Whether this new twist on business outreach bears fruit remains to be seen, but blue states need to do something to stanch their losses. IRS data show that in 2020, as the pandemic raged and states enacted restrictions on activity, residents, businesses, and wealth overwhelmingly left Democratic-governed states. New York and California alone collectively lost nearly $40 billion in net wealth that headed out of state, while Texas and Florida captured some $30 billion net from residents moving in. The pattern is likely to show even greater gains for 2021. Economic performance, meantime, has shifted heavily toward Republican-led states. Moody’s compared states on 13 recent economic parameters and found the best-performing places dominated by Republican-led states, while eight of the ten worst economies were in blue states. Republican-led places have recovered all the jobs they lost during the pandemic and added 341,000 more; blue states are still short some 1.3 million positions.

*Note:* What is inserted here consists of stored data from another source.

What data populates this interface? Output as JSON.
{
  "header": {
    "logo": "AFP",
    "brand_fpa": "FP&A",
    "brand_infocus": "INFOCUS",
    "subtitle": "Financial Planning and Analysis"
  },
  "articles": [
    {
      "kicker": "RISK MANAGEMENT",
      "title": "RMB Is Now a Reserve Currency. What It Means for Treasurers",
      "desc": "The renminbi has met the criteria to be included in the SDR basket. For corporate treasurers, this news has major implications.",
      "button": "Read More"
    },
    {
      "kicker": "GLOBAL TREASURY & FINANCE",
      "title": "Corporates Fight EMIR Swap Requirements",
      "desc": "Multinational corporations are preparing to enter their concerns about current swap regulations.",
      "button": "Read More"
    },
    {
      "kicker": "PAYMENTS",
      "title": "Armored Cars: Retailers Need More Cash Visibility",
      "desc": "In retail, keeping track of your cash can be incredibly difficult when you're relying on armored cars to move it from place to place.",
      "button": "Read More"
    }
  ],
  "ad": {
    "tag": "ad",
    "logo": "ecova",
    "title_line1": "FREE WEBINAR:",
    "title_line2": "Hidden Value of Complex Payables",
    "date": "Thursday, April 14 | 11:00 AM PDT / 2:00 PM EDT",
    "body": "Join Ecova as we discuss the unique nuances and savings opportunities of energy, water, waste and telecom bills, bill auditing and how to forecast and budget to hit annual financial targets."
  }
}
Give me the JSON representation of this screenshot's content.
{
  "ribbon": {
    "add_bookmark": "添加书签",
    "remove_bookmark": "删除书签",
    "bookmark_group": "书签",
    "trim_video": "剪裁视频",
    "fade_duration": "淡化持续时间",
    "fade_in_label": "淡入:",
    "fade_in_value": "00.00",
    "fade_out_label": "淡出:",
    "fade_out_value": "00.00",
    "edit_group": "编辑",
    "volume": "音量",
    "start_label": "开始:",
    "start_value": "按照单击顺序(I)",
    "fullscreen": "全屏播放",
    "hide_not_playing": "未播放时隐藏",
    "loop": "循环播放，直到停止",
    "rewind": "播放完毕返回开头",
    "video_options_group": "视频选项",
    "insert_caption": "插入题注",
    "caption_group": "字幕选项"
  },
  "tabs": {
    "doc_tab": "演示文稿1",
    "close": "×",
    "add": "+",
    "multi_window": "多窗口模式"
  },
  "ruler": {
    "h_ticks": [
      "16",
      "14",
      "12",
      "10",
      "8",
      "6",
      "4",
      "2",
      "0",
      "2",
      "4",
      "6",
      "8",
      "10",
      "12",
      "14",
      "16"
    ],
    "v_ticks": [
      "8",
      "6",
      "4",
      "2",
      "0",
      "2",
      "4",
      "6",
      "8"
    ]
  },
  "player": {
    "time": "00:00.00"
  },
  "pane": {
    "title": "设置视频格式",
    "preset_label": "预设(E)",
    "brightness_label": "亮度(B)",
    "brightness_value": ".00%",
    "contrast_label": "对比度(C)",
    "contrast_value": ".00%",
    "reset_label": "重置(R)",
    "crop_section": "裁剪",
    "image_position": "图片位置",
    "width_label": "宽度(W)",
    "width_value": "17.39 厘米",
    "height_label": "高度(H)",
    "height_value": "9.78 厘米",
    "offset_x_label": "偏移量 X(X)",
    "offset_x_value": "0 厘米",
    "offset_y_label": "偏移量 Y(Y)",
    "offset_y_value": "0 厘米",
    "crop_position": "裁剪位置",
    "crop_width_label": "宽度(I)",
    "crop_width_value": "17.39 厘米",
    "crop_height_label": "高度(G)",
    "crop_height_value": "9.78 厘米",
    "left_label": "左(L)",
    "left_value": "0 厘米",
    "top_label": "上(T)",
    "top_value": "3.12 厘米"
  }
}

Relocation news hasn’t been good for Democratic states, either. Giant hedge fund Citadel recently announced that it was moving from Chicago to Miami, while Caterpillar is shifting its headquarters to Texas from Illinois. Hewlett–Packard, a company synonymous with Silicon Valley, is relocating from San Jose to Houston, while hedge funds like Elliot Management and Point72 are shifting their headquarters from Manhattan and Connecticut, respectively, to Florida. As these moves suggest, the advantage post-pandemic that red states have on traditional economic and business issues seems to have widened. All ten of the states rated by business executives this year as top places to locate their firms were Republican-leaning, led by Texas and Florida, while all ten of executives’ least favored states trend solidly Democratic.

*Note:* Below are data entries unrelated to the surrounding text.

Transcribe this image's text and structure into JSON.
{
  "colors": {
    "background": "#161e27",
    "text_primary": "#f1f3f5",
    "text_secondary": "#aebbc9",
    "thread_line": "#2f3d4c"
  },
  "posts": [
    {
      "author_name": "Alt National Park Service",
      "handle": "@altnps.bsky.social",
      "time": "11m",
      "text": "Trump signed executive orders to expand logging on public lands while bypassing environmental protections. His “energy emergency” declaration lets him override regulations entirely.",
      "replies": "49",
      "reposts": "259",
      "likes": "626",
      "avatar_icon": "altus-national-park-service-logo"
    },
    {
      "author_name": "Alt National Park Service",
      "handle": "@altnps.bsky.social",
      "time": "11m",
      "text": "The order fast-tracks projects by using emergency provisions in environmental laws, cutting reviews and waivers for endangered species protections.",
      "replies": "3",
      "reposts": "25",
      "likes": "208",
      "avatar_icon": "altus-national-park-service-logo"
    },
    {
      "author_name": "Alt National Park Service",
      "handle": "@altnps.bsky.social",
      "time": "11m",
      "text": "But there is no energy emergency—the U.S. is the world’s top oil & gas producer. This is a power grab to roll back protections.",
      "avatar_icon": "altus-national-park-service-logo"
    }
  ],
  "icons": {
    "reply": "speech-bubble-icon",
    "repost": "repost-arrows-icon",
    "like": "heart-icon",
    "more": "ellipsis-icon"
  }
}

The reaction in some blue states to the Dobbs decision has heightened a growing cultural war among states. Until now, that battle has been fought on limited economic terms—by states, for instance, banning travel by their employees to places with laws to which local politicians objected. Recently, for example, California announced that it will no longer pay for travel by its state employees to four states—Arizona, Indiana, Louisiana, and Utah—because they have passed laws banning biological males who have transitioned to female from competing in girls’ school sports. California has now enacted travel bans on 22 states that Sacramento officials say have laws discriminating against gay, lesbian, bisexual, and transgender individuals, though Newsom has sparked controversy by vacationing in one of those states, Montana. A handful of other Democratic states—Washington, Minnesota, New York, Vermont, and Connecticut—have similar multistate employee travel bans in place.

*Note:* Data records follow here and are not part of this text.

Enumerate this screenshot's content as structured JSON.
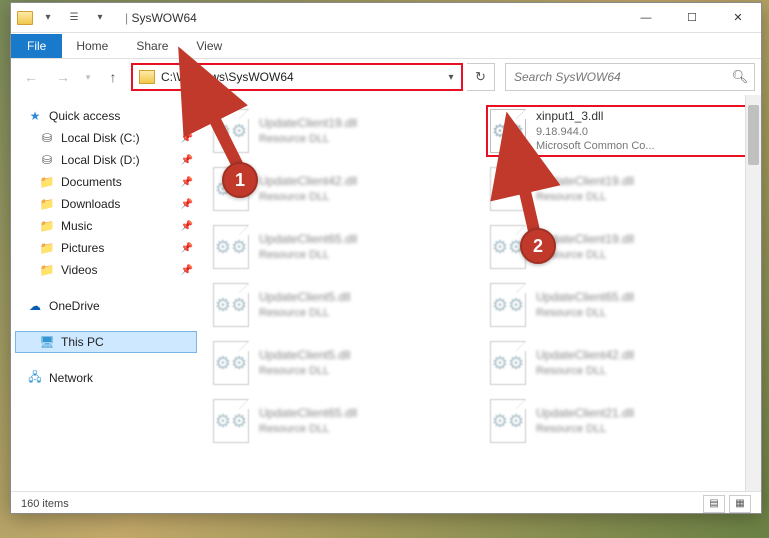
{
  "window": {
    "title": "SysWOW64"
  },
  "ribbon": {
    "file": "File",
    "home": "Home",
    "share": "Share",
    "view": "View"
  },
  "nav": {
    "address": "C:\\Windows\\SysWOW64",
    "search_placeholder": "Search SysWOW64"
  },
  "sidebar": {
    "quick_access": "Quick access",
    "items": [
      {
        "label": "Local Disk (C:)",
        "icon": "disk",
        "pinned": true
      },
      {
        "label": "Local Disk (D:)",
        "icon": "disk",
        "pinned": true
      },
      {
        "label": "Documents",
        "icon": "folder",
        "pinned": true
      },
      {
        "label": "Downloads",
        "icon": "folder",
        "pinned": true
      },
      {
        "label": "Music",
        "icon": "folder",
        "pinned": true
      },
      {
        "label": "Pictures",
        "icon": "folder",
        "pinned": true
      },
      {
        "label": "Videos",
        "icon": "folder",
        "pinned": true
      }
    ],
    "onedrive": "OneDrive",
    "thispc": "This PC",
    "network": "Network"
  },
  "files": {
    "highlighted": {
      "name": "xinput1_3.dll",
      "version": "9.18.944.0",
      "desc": "Microsoft Common Co..."
    },
    "others": [
      {
        "name": "UpdateClient19.dll",
        "sub": "Resource DLL"
      },
      {
        "name": "UpdateClient42.dll",
        "sub": "Resource DLL"
      },
      {
        "name": "UpdateClient19.dll",
        "sub": "Resource DLL"
      },
      {
        "name": "UpdateClient65.dll",
        "sub": "Resource DLL"
      },
      {
        "name": "UpdateClient19.dll",
        "sub": "Resource DLL"
      },
      {
        "name": "UpdateClient5.dll",
        "sub": "Resource DLL"
      },
      {
        "name": "UpdateClient65.dll",
        "sub": "Resource DLL"
      },
      {
        "name": "UpdateClient5.dll",
        "sub": "Resource DLL"
      },
      {
        "name": "UpdateClient42.dll",
        "sub": "Resource DLL"
      },
      {
        "name": "UpdateClient65.dll",
        "sub": "Resource DLL"
      },
      {
        "name": "UpdateClient21.dll",
        "sub": "Resource DLL"
      }
    ]
  },
  "status": {
    "count": "160 items"
  },
  "callouts": {
    "one": "1",
    "two": "2"
  }
}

Democratic governors have been encouraged, it seems, to take the next step. They are trying to recruit businesses based on cultural issues, in part because of the spread of “woke” attitudes in corporate America. Last year, Coca-Cola publicly criticized Georgia’s new voting law, sparking a confrontation with state Republicans, while Disney objected to Florida’s Parental Rights in Education bill, which limits discussions of gender in early grade school.
Even so, one of the ironclad rules of economic development in the United States, articulated by the late Citicorp chairman Walter Wriston, has been that “capital goes where it’s welcome, and stays where it’s well treated.” There’s little indication to suggest that in a highly competitive global economy, businesses have suddenly decided to revoke that rule.